The logic is slightly different for the semiconductor chain represented by Nvidia, Broadcom, AMD, and SOXX. They are direct beneficiaries of the AI investment cycle, with orders and profits materializing earlier. But precisely because the market already views them as core winners of the AI infrastructure cycle, any sign of cloud providers slowing capex, delaying purchases, or emphasizing investment discipline will cause semiconductor valuations to react first.

This creates a more fragile feedback loop. Cloud giants increase capex, supporting chip company revenues. Chip companies' high growth supports index gains. Index gains and earnings upgrades, in turn, reinforce market confidence in the long AI cycle. If any link in this chain shows signs of slowing, the market may not face "the end of AI," but rather valuations needing to realign with the pace of delivery.

H2 Earnings Need to Prove Growth Can Cover Risks

BofA's 70% bear signal will not automatically become a market top, and the strong earnings of AI leaders will not automatically eliminate valuation risks. What truly needs verification next is whether sustained growth can offset these risk signals in valuation and market structure.

The most immediate window for observation is the earnings season in the second half of 2026. Investors need to see continued growth in AI revenue for large tech companies, while profit margins are not significantly eroded by capital expenditure and depreciation pressures. Cloud providers, while continuing to invest, also need to demonstrate that customer demand remains strong. For semiconductor companies like Nvidia, Broadcom, and AMD, orders and guidance will reflect whether the pace of downstream investment is slowing.

Another variable is market breadth. If the S&P 500 and Nasdaq continue to hit new highs, but fewer stocks participate in the rally, and high-P/E stocks systematically outperform low-P/E stocks, BofA's described historical top structure will become harder to ignore. Conversely, if earnings growth broadens to more sectors and the index relies less on a few AI leaders, risk signals have a chance to be gradually absorbed by time and earnings performance.

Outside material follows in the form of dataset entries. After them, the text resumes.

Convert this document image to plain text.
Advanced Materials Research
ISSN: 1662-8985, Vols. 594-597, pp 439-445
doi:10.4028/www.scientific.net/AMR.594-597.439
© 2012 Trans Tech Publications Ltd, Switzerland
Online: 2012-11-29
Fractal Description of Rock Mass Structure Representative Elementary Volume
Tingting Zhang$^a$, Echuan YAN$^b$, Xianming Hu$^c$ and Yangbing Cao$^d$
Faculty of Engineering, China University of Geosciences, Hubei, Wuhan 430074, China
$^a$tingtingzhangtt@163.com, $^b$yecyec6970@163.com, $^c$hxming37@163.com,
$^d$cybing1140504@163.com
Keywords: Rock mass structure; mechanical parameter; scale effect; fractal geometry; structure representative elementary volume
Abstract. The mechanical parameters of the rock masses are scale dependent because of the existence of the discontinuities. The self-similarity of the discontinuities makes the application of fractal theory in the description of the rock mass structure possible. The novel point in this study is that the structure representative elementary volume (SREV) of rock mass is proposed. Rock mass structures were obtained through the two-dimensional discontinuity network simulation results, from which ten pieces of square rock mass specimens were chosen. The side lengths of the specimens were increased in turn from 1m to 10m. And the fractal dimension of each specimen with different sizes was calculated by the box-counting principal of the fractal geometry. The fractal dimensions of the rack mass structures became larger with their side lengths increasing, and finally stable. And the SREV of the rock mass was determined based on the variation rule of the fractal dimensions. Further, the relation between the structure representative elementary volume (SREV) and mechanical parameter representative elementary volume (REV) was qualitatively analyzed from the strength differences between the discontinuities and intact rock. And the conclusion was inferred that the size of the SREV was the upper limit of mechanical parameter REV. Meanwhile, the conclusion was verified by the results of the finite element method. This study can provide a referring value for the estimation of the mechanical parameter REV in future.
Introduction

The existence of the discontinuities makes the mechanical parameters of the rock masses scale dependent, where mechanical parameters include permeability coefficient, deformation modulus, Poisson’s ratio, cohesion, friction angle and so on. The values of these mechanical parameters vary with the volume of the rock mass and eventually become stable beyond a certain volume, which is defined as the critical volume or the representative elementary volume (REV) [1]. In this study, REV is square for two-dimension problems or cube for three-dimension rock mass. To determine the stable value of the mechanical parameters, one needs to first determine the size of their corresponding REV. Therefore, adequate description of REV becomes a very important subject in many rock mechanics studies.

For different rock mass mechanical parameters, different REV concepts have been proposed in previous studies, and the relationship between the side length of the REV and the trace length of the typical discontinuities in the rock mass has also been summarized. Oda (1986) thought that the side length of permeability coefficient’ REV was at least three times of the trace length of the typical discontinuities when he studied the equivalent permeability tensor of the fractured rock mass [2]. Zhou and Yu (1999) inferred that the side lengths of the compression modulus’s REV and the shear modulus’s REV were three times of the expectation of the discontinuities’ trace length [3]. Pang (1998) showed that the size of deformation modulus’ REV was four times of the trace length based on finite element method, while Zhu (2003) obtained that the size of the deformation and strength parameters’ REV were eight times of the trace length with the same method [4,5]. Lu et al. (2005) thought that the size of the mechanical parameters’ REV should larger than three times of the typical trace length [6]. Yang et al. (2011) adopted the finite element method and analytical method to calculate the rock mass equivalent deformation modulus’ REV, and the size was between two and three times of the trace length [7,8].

For ordinary investors, the current environment is more suitable for portfolio and concentration checks. A simple "bullish on AI" or "bearish on U.S. stocks" stance will not suffice. AI may still be the most important investment theme for years to come. But with valuations, breadth, and capital expenditure pressure all elevated simultaneously, continuing to hold it has shifted from an early trend discovery to a bet on the speed of delivery.